I read that article also, but it doesn't specify that one channel is ONLY display port, only that one port uses display port. It doesn't say you can't have anything else on that channel also.
I'm not sure if you can take a quote from a review site who is quoting an arguably obscure and unclear comment from a random apple representative as gospel without technical proof to back it up.
Hellhamer said:
2560x1440 display at 60Hz and 24-bit color needs 7.87Gb/s of bandwidth. That's already pretty close to 10Gb/s mark. Also, you can't mix signals. It's either DisplayPort or PCIe, you can't use 8Gb/s for DP and then the remaining 2Gb/s for PCIe.
Yes it is close to the mark, but what if your not using a thunderbolt display? Then that entire 10gb/s channel would be completely wasted. If I want to get a mac mini and use the thunderbolt port for my graphics card, then my display would be plugged into the external graphics card so i wouldn't need a display port, then i can fully utilize the potential of the port for just graphics performance.
Who says you can't mix signals? You mix signals across physical medium's for computer technology all the time? There are lots of ways to do it. Either packaging protocols in another "universal protocol" for transmission and then unpackaged and dispersed where it should go. You could do time modulation or frequency modulation to separate different protocols on the same physical medium. It all depends on how the thunderbolt chipset is designed to handle things. But nothing is physically or electrically keeping different protocols from using the same physical mediums at the same time.
Also remember these things are built to be daisy chained up to 7 devices. How do you daisy chain 7 different thunderport devices, all with different protocols over just 2 channels? I havn't read anything anywhere that says those 7 daisy chained devices would be limited to only 2 different types of protocol's.
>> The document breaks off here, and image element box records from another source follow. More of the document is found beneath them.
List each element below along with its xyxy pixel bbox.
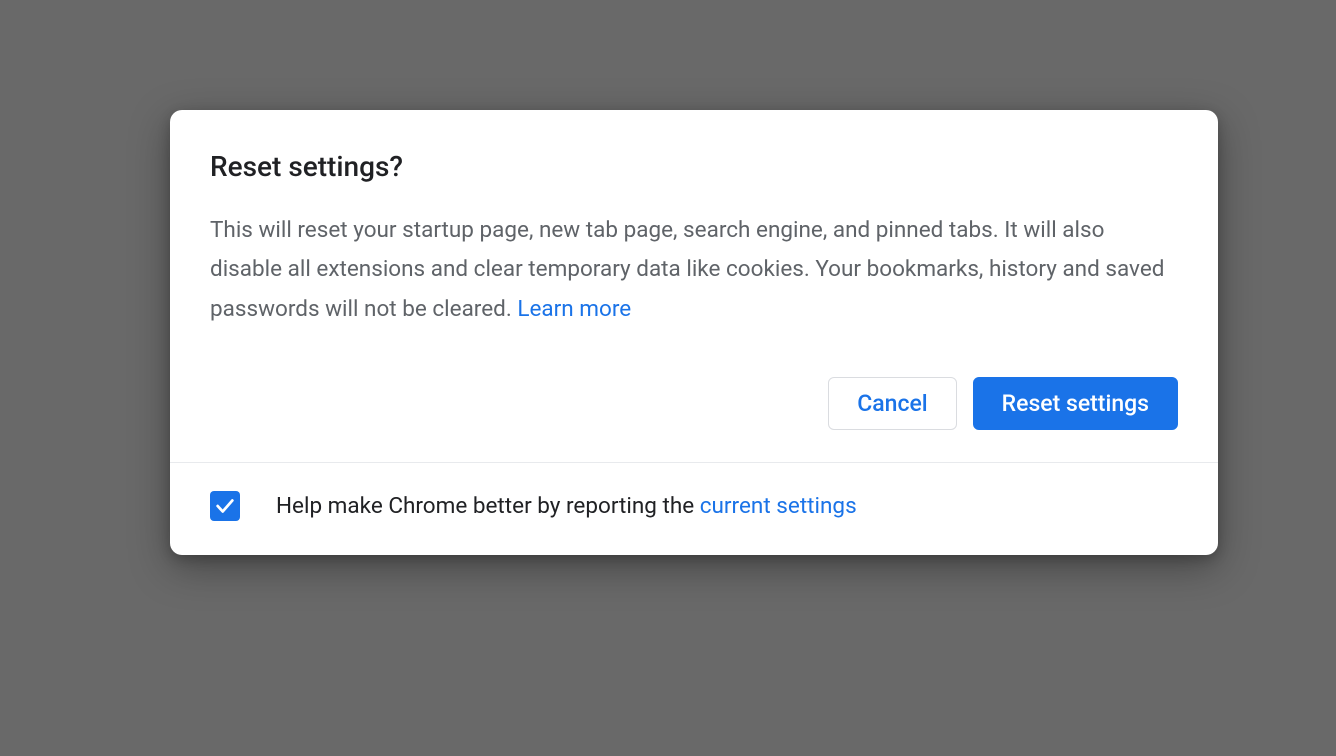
dialog-actions: Cancel Reset settings <box>210 377 1178 430</box>
report-settings-text: Help make Chrome better by reporting the <box>276 493 700 519</box>
dialog-description: This will reset your startup page, new t… <box>210 211 1178 329</box>
reset-settings-button[interactable]: Reset settings <box>973 377 1178 430</box>
learn-more-link[interactable]: Learn more <box>517 296 631 322</box>
reset-settings-dialog: Reset settings? This will reset your sta… <box>170 110 1218 555</box>
report-settings-label: Help make Chrome better by reporting the… <box>276 493 857 519</box>
cancel-button[interactable]: Cancel <box>828 377 956 430</box>
dialog-description-text: This will reset your startup page, new t… <box>210 217 1164 322</box>
current-settings-link[interactable]: current settings <box>700 493 857 519</box>
report-settings-checkbox[interactable] <box>210 491 240 521</box>
dialog-footer: Help make Chrome better by reporting the… <box>170 462 1218 555</box>
dialog-body: Reset settings? This will reset your sta… <box>170 110 1218 462</box>
dialog-title: Reset settings? <box>210 150 1178 183</box>
checkmark-icon <box>214 495 236 517</box>
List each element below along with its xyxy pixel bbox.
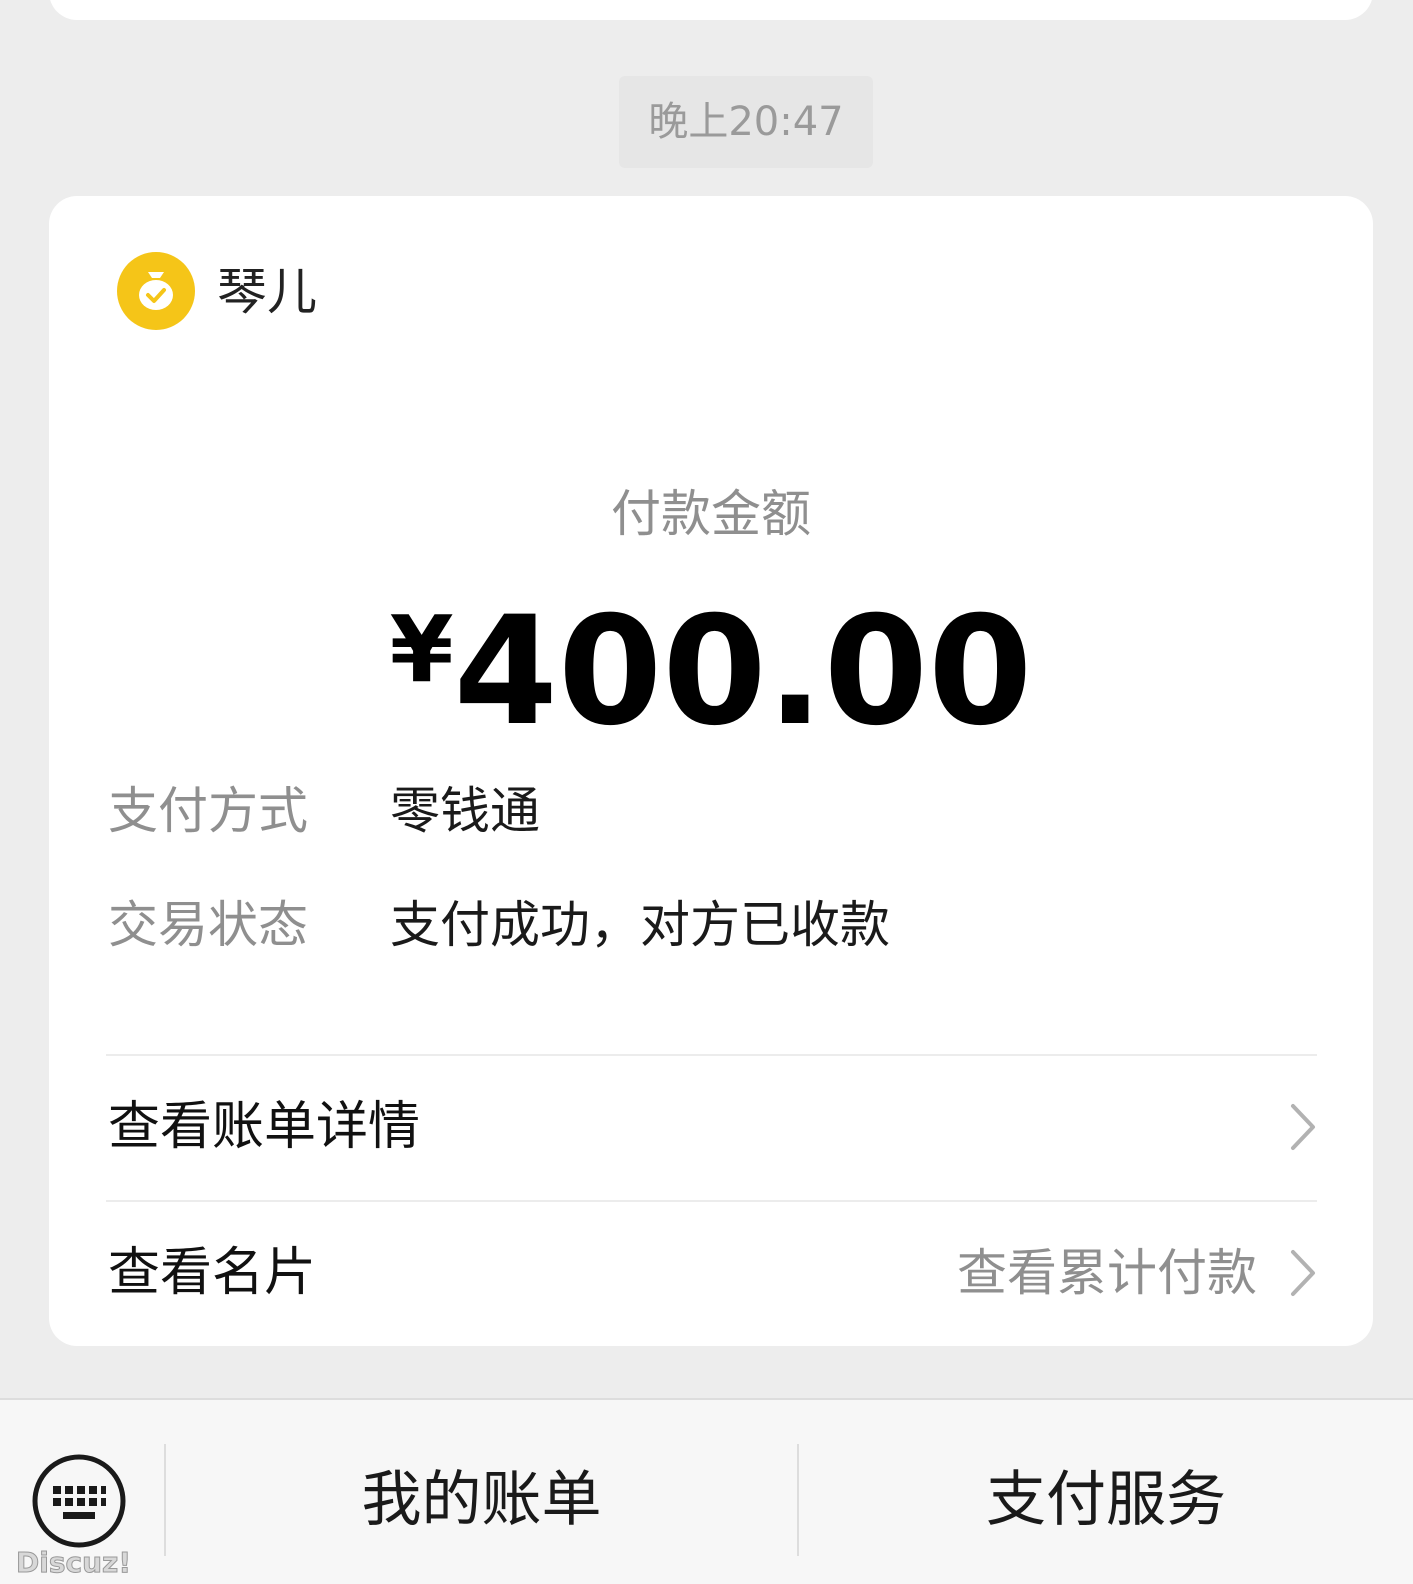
payment-method-row: 支付方式 零钱通 [108, 776, 1308, 846]
view-bill-details-label: 查看账单详情 [108, 1097, 421, 1157]
payment-amount: ¥400.00 [49, 596, 1373, 747]
currency-symbol: ¥ [389, 596, 454, 703]
transaction-status-value: 支付成功，对方已收款 [390, 896, 890, 954]
view-business-card-label: 查看名片 [108, 1243, 317, 1303]
amount-label: 付款金额 [611, 485, 811, 543]
previous-message-card [49, 0, 1373, 20]
money-bag-check-icon [117, 252, 195, 330]
payment-card[interactable]: 琴儿 付款金额 ¥400.00 支付方式 零钱通 交易状态 支付成功，对方已收款… [49, 196, 1373, 1346]
amount-value: 400.00 [453, 585, 1033, 759]
bottom-menu-bar: 我的账单 支付服务 [0, 1398, 1413, 1584]
view-bill-details-link[interactable]: 查看账单详情 [106, 1056, 1317, 1200]
chevron-right-icon [1291, 1104, 1315, 1150]
merchant-name: 琴儿 [217, 263, 317, 321]
view-business-card-link[interactable]: 查看名片 查看累计付款 [106, 1202, 1317, 1346]
my-bills-button[interactable]: 我的账单 [166, 1444, 797, 1556]
transaction-status-label: 交易状态 [108, 896, 308, 954]
payment-method-label: 支付方式 [108, 782, 308, 840]
keyboard-icon[interactable] [30, 1452, 128, 1550]
transaction-status-row: 交易状态 支付成功，对方已收款 [108, 890, 1308, 960]
pay-service-button[interactable]: 支付服务 [799, 1444, 1413, 1556]
payment-method-value: 零钱通 [390, 782, 540, 840]
watermark: Discuz! [15, 1546, 132, 1580]
chevron-right-icon [1291, 1250, 1315, 1296]
message-timestamp: 晚上20:47 [619, 76, 873, 168]
view-cumulative-payments-label: 查看累计付款 [957, 1244, 1257, 1302]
You also have to remember, this is tech from Intel, and is not exclusive to Apple. It is going to come out for PC's soon. Do you think everyone is going to switch from DVI/HDMI monitors to displayport? I highly doubt it. So then is Intel going to be pushing an interface to PC manufacturers that self gimps itself to only 50% of its potential because the PC industry doesn't use displayports? Or are you thinking intel is going to produce a completely separate chip just for apple, and then a separate chip for the PC industry? Any way you look at it, Intel would take a hit. It's much more likely that they are generic channels that can be utilized by any protocol.